Friday, February 26, 2016

Baseball's Best Team Just Got Better

Fowler set career-highs in several categories last year (Fox Sports)
Okay, Cubs, we get it. You're clearly the best team in baseball, and you have been for a while now. You don't need to get any better. So just, you know, chill out already.

The Cubs didn't have to do anything this winter, not after spending wads of cash and winning 97 games last year. They already had the NL's reigning Manager of the Year (Joe Maddon), Rookie of the Year (Kris Bryant), Cy Young winner (Jake Arrieta), and a legitimate MVP candidate (Anthony Rizzo). They'd acquired Jon Lester, built a young, power-laden lineup, and assembled a formidable bullpen. They had no weaknesses.

But that didn't stop them from going out and splurging on Jason Heyward, giving him the biggest deal handed to a position player this winter. That didn't stop them from signing Ben Zobrist, one of baseball's best and most versatile assets. That didn't stop them from bringing in Lester's old rotationmate (and fellow World Series champion) John Lackey to bolster their rotation.

After all that, the Cubs had assembled what most pundits agreed was baseball's best team; not by a little, but by a lot. Chicago hadn't replaced players who'd left, as some teams do during free agency; they'd added on to what was already a championship-caliber core.

The only key contributor from last year who wouldn't be returning, it seemed, was Dexter Fowler, the team's center fielder and leadoff man. Fowler had quietly been one of the Cubs' better players, leading the club with 102 runs, 20 stolen bases, and 84 walks while supplying a career-high 17 homers. Chicago had opted to replace him with a younger, better, and wildly more expensive player in Jason Heyward, even though Heyward had spent just 32 of his career 835 games (less than 4 percent) in center. And with youngsters Jorge Soler and Kyle Schwarber flanking him, his job wasn't going to be any easier.

So, rather than move forward with a potentially disastrous outfield alignment, the Cubs traded Chris Coghlan and brought Fowler back on a one-year, $8 million deal with a $9 million option for 2017.

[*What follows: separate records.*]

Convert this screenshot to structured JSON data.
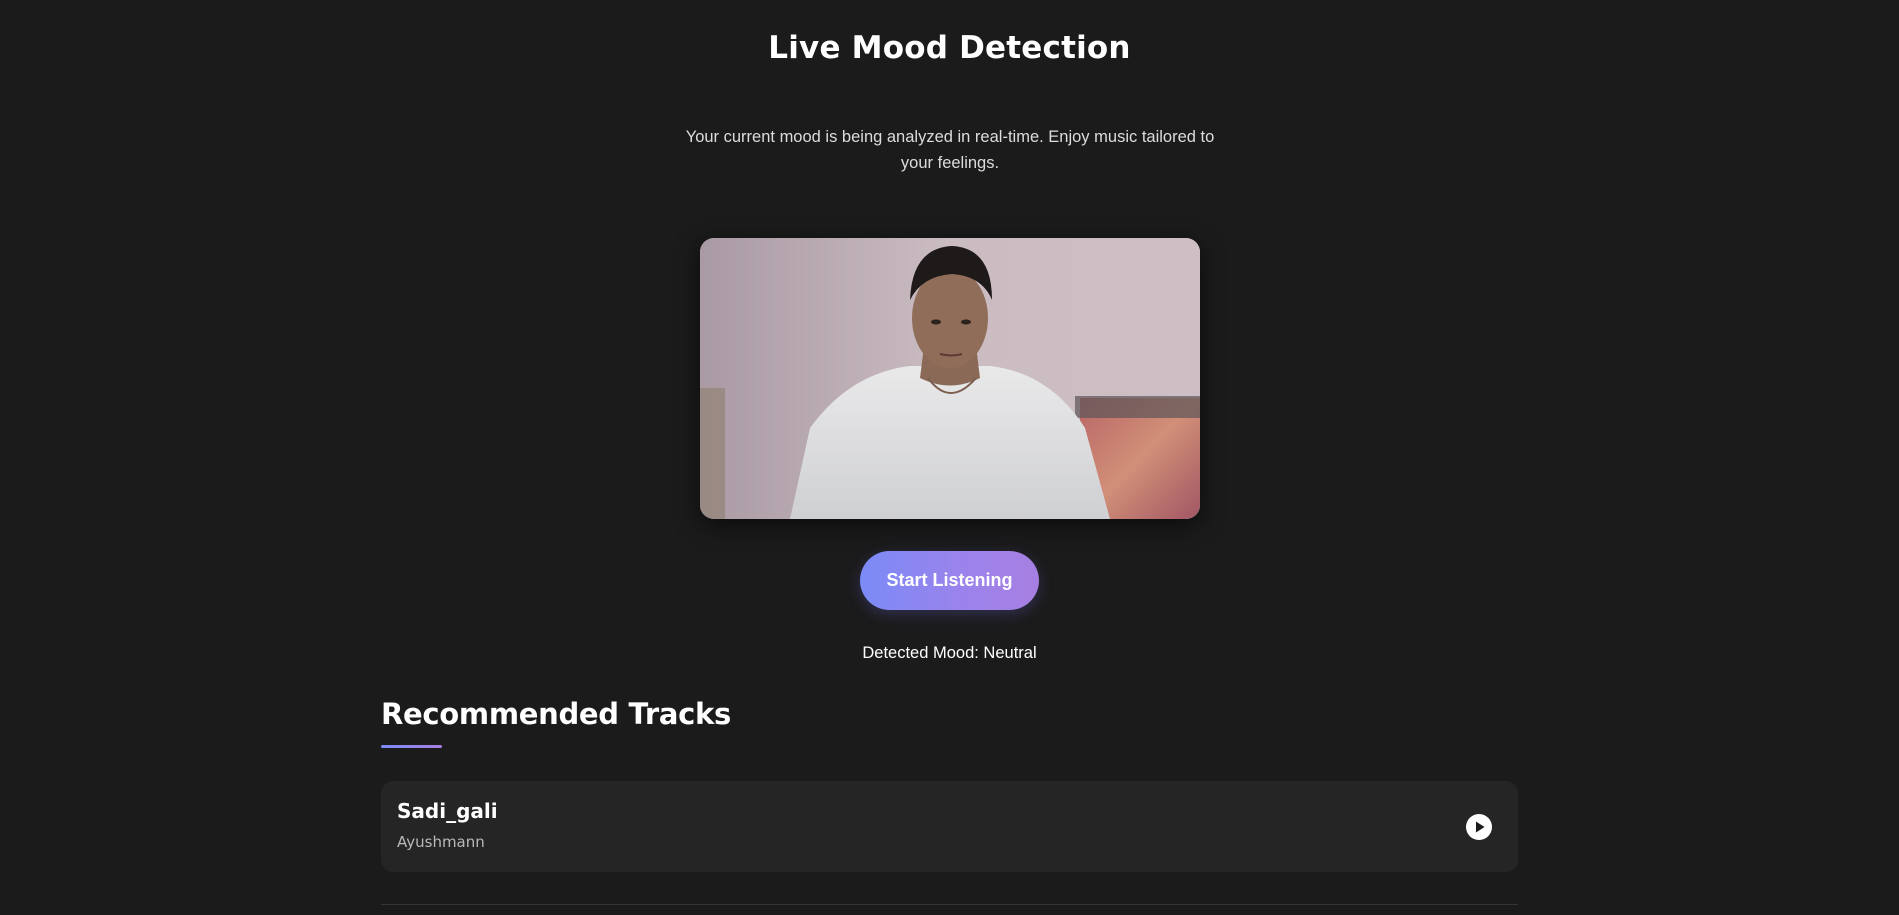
{
  "header": {
    "title": "Live Mood Detection",
    "subtitle": "Your current mood is being analyzed in real-time. Enjoy music tailored to your feelings."
  },
  "camera": {
    "feed_description": "webcam-feed"
  },
  "controls": {
    "start_label": "Start Listening"
  },
  "mood": {
    "text": "Detected Mood: Neutral"
  },
  "recommendations": {
    "heading": "Recommended Tracks",
    "tracks": [
      {
        "title": "Sadi_gali",
        "artist": "Ayushmann",
        "action_icon": "play-icon"
      }
    ]
  },
  "colors": {
    "background": "#1b1b1c",
    "card": "#252526",
    "accent_start": "#7b8bf7",
    "accent_end": "#a77fe1"
  }
}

It's a crummy deal for Fowler, who turned down Chicago's $15.8 million qualifying offer and had reportedly secured a three-year deal with the Baltimore Orioles, but a steal for the Cubs. No one was getting a better bargain than what Chicago's other team got on Mat Latos, but this contract still qualifies as highway robbery. Fowler, who turns 30 next month, was worth $25.6 million last year based on FanGraphs's WAR/$ conversion and hasn't been worth less than $10 million since 2010. The Cubs are going to get their money's worth, and then some.

More importantly, signing Fowler allows everyone to return to their natural positions. Heyward goes back to right (where he's a three-time Gold Glove winner) while the kids split time in left. Yes, it's crowded, but I guarantee that every GM would tell you he'd rather have four good outfielders than three. It opens up trade possibilities, plus you never know when injuries are going to crop up. It's also likely that Schwarber and/or Soler will suffer growing pains this year, as they've played fewer than 200 major league games between them.

With Fowler back on board, the Cubs have everything. They have an excellent outfield, a stellar infield (Bryant and Rizzo at the corners, Zobrist and Addison Russell up the middle, and Miguel Montero behind the plate), a deep rotation headed by Arrieta and Lester, a terrific bullpen, and the best manager in baseball, not to mention a huge payroll and a saavy front office. Chicago's cup runneth over, so my only question is; how does this team not win 100 games and the World Series this year?